Today's Innovation in Payments rountable, sponsored by the Visa Europe Research Fellowship at the Centre for the Study of Financial Innovation, was filled with many 'what ifs' in regards to the Payments Services Directive.

What if settlement risk increases as a result of all these potential new payment institution entrants?

What if Tesco decide to deal with all their payments via their own Tesco bank? (estimated to be six percent of the payment volumes in the UK)

What if mobile phones get into the PI game? What if independant ATMs for that matter?

What if banks move their payment business to a PI group in order to reduce their capital adequency requirements? (PI have a lower capital adequency threshhold, simple because they do not hold and invest deposits).

What if the banks don't take the PSD seriously?

What if payments is not actually a banking business at all?

And who would want to invest in becomming a PI anyway?

The PSD, supposedly, came into affect on Nov. 1st. However, just in terms of compliance (everyone shout out Sweden) we are a few months away from full EU acceptance. Hence the proliferation if 'What ifs' 'maybes' and 'should we be concerned' is because the post-PSD environment has yet to fully emerge.

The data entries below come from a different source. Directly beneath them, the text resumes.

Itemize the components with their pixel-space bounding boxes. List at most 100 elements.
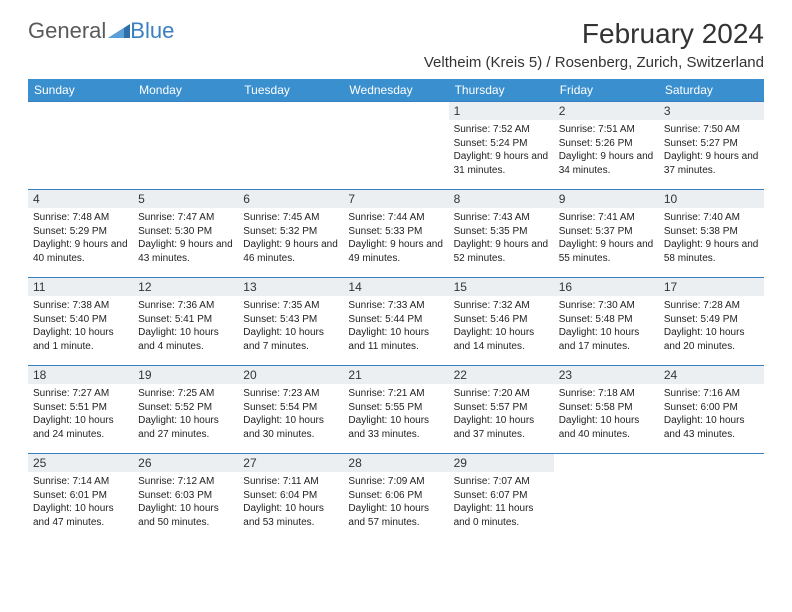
calendar-day-cell: 1Sunrise: 7:52 AMSunset: 5:24 PMDaylight… (449, 102, 554, 190)
sunrise-text: Sunrise: 7:48 AM (33, 211, 128, 225)
calendar-day-cell: 27Sunrise: 7:11 AMSunset: 6:04 PMDayligh… (238, 454, 343, 542)
sunrise-text: Sunrise: 7:09 AM (348, 475, 443, 489)
calendar-week-row: 1Sunrise: 7:52 AMSunset: 5:24 PMDaylight… (28, 102, 764, 190)
sunset-text: Sunset: 5:48 PM (559, 313, 654, 327)
sunrise-text: Sunrise: 7:27 AM (33, 387, 128, 401)
sunset-text: Sunset: 5:44 PM (348, 313, 443, 327)
day-number: 11 (28, 278, 133, 296)
brand-part1: General (28, 18, 106, 44)
calendar-day-cell: 13Sunrise: 7:35 AMSunset: 5:43 PMDayligh… (238, 278, 343, 366)
day-number: 9 (554, 190, 659, 208)
day-number: 21 (343, 366, 448, 384)
day-header: Friday (554, 79, 659, 102)
daylight-text: Daylight: 10 hours and 47 minutes. (33, 502, 128, 529)
day-header-row: Sunday Monday Tuesday Wednesday Thursday… (28, 79, 764, 102)
day-details: Sunrise: 7:33 AMSunset: 5:44 PMDaylight:… (343, 296, 448, 356)
day-number: 27 (238, 454, 343, 472)
calendar-day-cell (238, 102, 343, 190)
day-number: 20 (238, 366, 343, 384)
sunset-text: Sunset: 5:52 PM (138, 401, 233, 415)
daylight-text: Daylight: 10 hours and 4 minutes. (138, 326, 233, 353)
daylight-text: Daylight: 10 hours and 50 minutes. (138, 502, 233, 529)
sunrise-text: Sunrise: 7:21 AM (348, 387, 443, 401)
daylight-text: Daylight: 9 hours and 34 minutes. (559, 150, 654, 177)
day-number: 4 (28, 190, 133, 208)
calendar-day-cell: 28Sunrise: 7:09 AMSunset: 6:06 PMDayligh… (343, 454, 448, 542)
sunrise-text: Sunrise: 7:12 AM (138, 475, 233, 489)
day-number: 2 (554, 102, 659, 120)
calendar-day-cell: 19Sunrise: 7:25 AMSunset: 5:52 PMDayligh… (133, 366, 238, 454)
sunrise-text: Sunrise: 7:07 AM (454, 475, 549, 489)
calendar-day-cell (133, 102, 238, 190)
sunset-text: Sunset: 5:51 PM (33, 401, 128, 415)
daylight-text: Daylight: 10 hours and 20 minutes. (664, 326, 759, 353)
calendar-day-cell: 8Sunrise: 7:43 AMSunset: 5:35 PMDaylight… (449, 190, 554, 278)
calendar-day-cell (28, 102, 133, 190)
calendar-day-cell: 29Sunrise: 7:07 AMSunset: 6:07 PMDayligh… (449, 454, 554, 542)
day-number: 16 (554, 278, 659, 296)
day-number: 13 (238, 278, 343, 296)
sunset-text: Sunset: 5:24 PM (454, 137, 549, 151)
sunrise-text: Sunrise: 7:51 AM (559, 123, 654, 137)
calendar-day-cell: 12Sunrise: 7:36 AMSunset: 5:41 PMDayligh… (133, 278, 238, 366)
sunset-text: Sunset: 5:46 PM (454, 313, 549, 327)
daylight-text: Daylight: 9 hours and 52 minutes. (454, 238, 549, 265)
daylight-text: Daylight: 9 hours and 37 minutes. (664, 150, 759, 177)
day-number: 23 (554, 366, 659, 384)
calendar-day-cell: 7Sunrise: 7:44 AMSunset: 5:33 PMDaylight… (343, 190, 448, 278)
daylight-text: Daylight: 9 hours and 49 minutes. (348, 238, 443, 265)
calendar-day-cell: 22Sunrise: 7:20 AMSunset: 5:57 PMDayligh… (449, 366, 554, 454)
calendar-day-cell: 25Sunrise: 7:14 AMSunset: 6:01 PMDayligh… (28, 454, 133, 542)
daylight-text: Daylight: 10 hours and 37 minutes. (454, 414, 549, 441)
day-details: Sunrise: 7:28 AMSunset: 5:49 PMDaylight:… (659, 296, 764, 356)
day-number: 14 (343, 278, 448, 296)
calendar-day-cell: 3Sunrise: 7:50 AMSunset: 5:27 PMDaylight… (659, 102, 764, 190)
daylight-text: Daylight: 9 hours and 46 minutes. (243, 238, 338, 265)
day-details: Sunrise: 7:43 AMSunset: 5:35 PMDaylight:… (449, 208, 554, 268)
day-number: 28 (343, 454, 448, 472)
day-number: 6 (238, 190, 343, 208)
calendar-day-cell: 5Sunrise: 7:47 AMSunset: 5:30 PMDaylight… (133, 190, 238, 278)
day-number: 8 (449, 190, 554, 208)
sunrise-text: Sunrise: 7:38 AM (33, 299, 128, 313)
day-details: Sunrise: 7:18 AMSunset: 5:58 PMDaylight:… (554, 384, 659, 444)
day-details: Sunrise: 7:38 AMSunset: 5:40 PMDaylight:… (28, 296, 133, 356)
daylight-text: Daylight: 9 hours and 31 minutes. (454, 150, 549, 177)
calendar-day-cell: 10Sunrise: 7:40 AMSunset: 5:38 PMDayligh… (659, 190, 764, 278)
day-number: 1 (449, 102, 554, 120)
sunrise-text: Sunrise: 7:20 AM (454, 387, 549, 401)
day-number: 26 (133, 454, 238, 472)
day-details: Sunrise: 7:21 AMSunset: 5:55 PMDaylight:… (343, 384, 448, 444)
sunset-text: Sunset: 6:01 PM (33, 489, 128, 503)
daylight-text: Daylight: 10 hours and 43 minutes. (664, 414, 759, 441)
day-details: Sunrise: 7:45 AMSunset: 5:32 PMDaylight:… (238, 208, 343, 268)
calendar-day-cell: 17Sunrise: 7:28 AMSunset: 5:49 PMDayligh… (659, 278, 764, 366)
calendar-day-cell: 23Sunrise: 7:18 AMSunset: 5:58 PMDayligh… (554, 366, 659, 454)
daylight-text: Daylight: 9 hours and 58 minutes. (664, 238, 759, 265)
day-number: 22 (449, 366, 554, 384)
calendar-day-cell: 4Sunrise: 7:48 AMSunset: 5:29 PMDaylight… (28, 190, 133, 278)
calendar-day-cell: 18Sunrise: 7:27 AMSunset: 5:51 PMDayligh… (28, 366, 133, 454)
sunset-text: Sunset: 6:00 PM (664, 401, 759, 415)
day-details: Sunrise: 7:25 AMSunset: 5:52 PMDaylight:… (133, 384, 238, 444)
daylight-text: Daylight: 10 hours and 11 minutes. (348, 326, 443, 353)
sunset-text: Sunset: 5:26 PM (559, 137, 654, 151)
calendar-week-row: 4Sunrise: 7:48 AMSunset: 5:29 PMDaylight… (28, 190, 764, 278)
day-details: Sunrise: 7:27 AMSunset: 5:51 PMDaylight:… (28, 384, 133, 444)
daylight-text: Daylight: 10 hours and 14 minutes. (454, 326, 549, 353)
sunset-text: Sunset: 6:04 PM (243, 489, 338, 503)
daylight-text: Daylight: 10 hours and 24 minutes. (33, 414, 128, 441)
sunset-text: Sunset: 5:37 PM (559, 225, 654, 239)
sunrise-text: Sunrise: 7:40 AM (664, 211, 759, 225)
calendar-day-cell: 16Sunrise: 7:30 AMSunset: 5:48 PMDayligh… (554, 278, 659, 366)
day-details: Sunrise: 7:14 AMSunset: 6:01 PMDaylight:… (28, 472, 133, 532)
sunrise-text: Sunrise: 7:36 AM (138, 299, 233, 313)
day-details: Sunrise: 7:41 AMSunset: 5:37 PMDaylight:… (554, 208, 659, 268)
location-text: Veltheim (Kreis 5) / Rosenberg, Zurich, … (424, 54, 764, 71)
daylight-text: Daylight: 10 hours and 53 minutes. (243, 502, 338, 529)
day-number: 19 (133, 366, 238, 384)
sunset-text: Sunset: 5:55 PM (348, 401, 443, 415)
sunset-text: Sunset: 6:07 PM (454, 489, 549, 503)
calendar-day-cell: 15Sunrise: 7:32 AMSunset: 5:46 PMDayligh… (449, 278, 554, 366)
sunset-text: Sunset: 6:03 PM (138, 489, 233, 503)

The roundtable was started off by a speaker who said the main issue with the PSD will be discovering the "unintented consequences."

I can't help thinking the PSD conversations sound simliar in tone to all those discussions around another EU Directive that was supposed to protect the client with increased competition and tranparency - What if all the predictions, instead of unintended consequences, around Mifid had come true?